Contrairement à ses deux confrères, Abdellah Taïa, jeune éphèbe des temps modernes, ne fait pas dans la dentelle. Dans ses écrits, il donne libre expression à son moi intérieur et révèle, dès son deuxième ouvrage, Le Rouge du Tarbouche (Seuil, 2005), son homosexualité et ses années dans le quartier Hay Salam à Salé. Un vécu relaté de manière encore plus profonde dans son dernier ouvrage, L'Armée du salut (Seuil, 2006). Pour autant, l'usage de la première personne du singulier n'a jamais été une volonté délibérée, ni même un instrument de catharsis. À l'époque, je n'avais pas cette conscience de dire 'je'. Je vivais dans un moi ignorant tout de ce qui le constitue. Même si j'ai conscience de mon écriture autobiographique, quelque chose me dépasse à la fois dans l'acte et dans sa réception, explique-t-il.
Le je, au féminin aussi
Comme leurs homologues masculins, les écrivains femmes se sont également emparées du je. C'est le cas de l'écrivain et poétesse Touria Ikbal, qui transmet dans ses recueils de poèmes (Propos précoces, Editions Marsam, 2004 ; et L'épître du désir, Editions Awacer, 2005) des bouts d'elle-même : Je donne quelque chose de vécu et de ressenti. Je ne cherche ni à tricher, ni à inventer. Cette littérature, qualifiée par Kacem Basfao, chef de département à la Faculté des Lettres et Sciences humaines de Aïn Chok, de littérature des femmes et non pas féminine, a été un véritable exutoire. Enfin, elles pouvaient écrire à la première personne, clamant haut et fort : J'ai une expérience, un vécu. Je suis porteuse d'une singularité et cette singularité, je l'affirme.

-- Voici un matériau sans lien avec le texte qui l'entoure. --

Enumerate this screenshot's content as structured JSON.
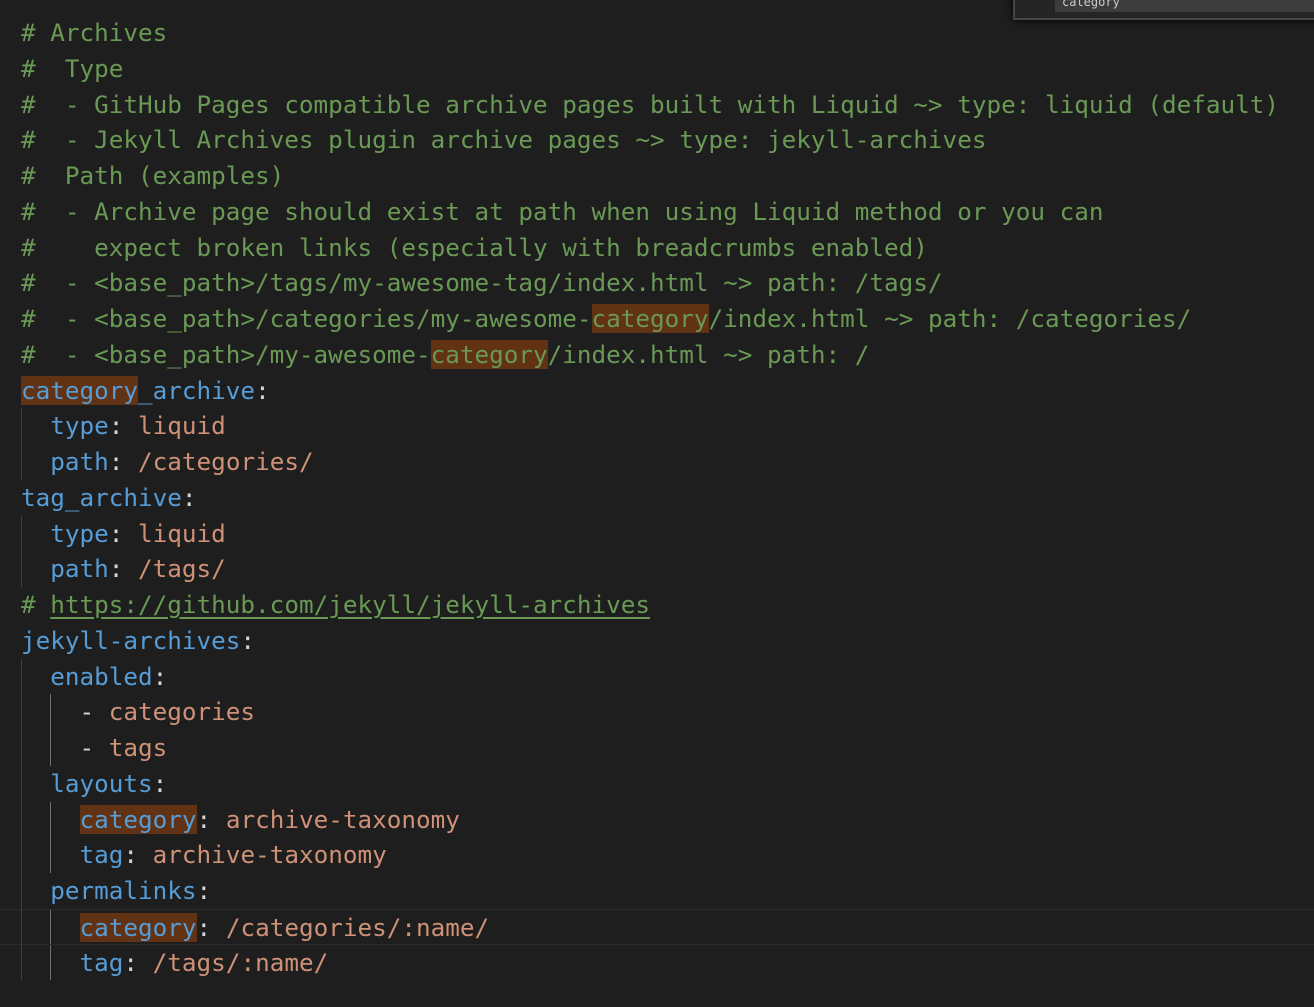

Bahaa Trabelsi, auteur de trois romans (Une vie tout simplement, Une vie à trois, Slim : les femmes, la mort..., Eddif) confirme : L'écriture a été pour les femmes un acte de libération. Elle a signifié que nous pouvions aussi exister autrement. Certaines d'entre elles, comme Yasmine Chami-Kettani, avec Cérémonie (Actes Sud, 1999 et Le Fennec 2004), et Halima Ben Haddou, avec Aïcha la rebelle (Collection Jeune Afrique, 1982), n'ont signé qu'un seul roman, pratiquement à but psychothérapeutique, sans poursuivre leur carrière dans l'écriture. Plus rien à dire ? Peut-être.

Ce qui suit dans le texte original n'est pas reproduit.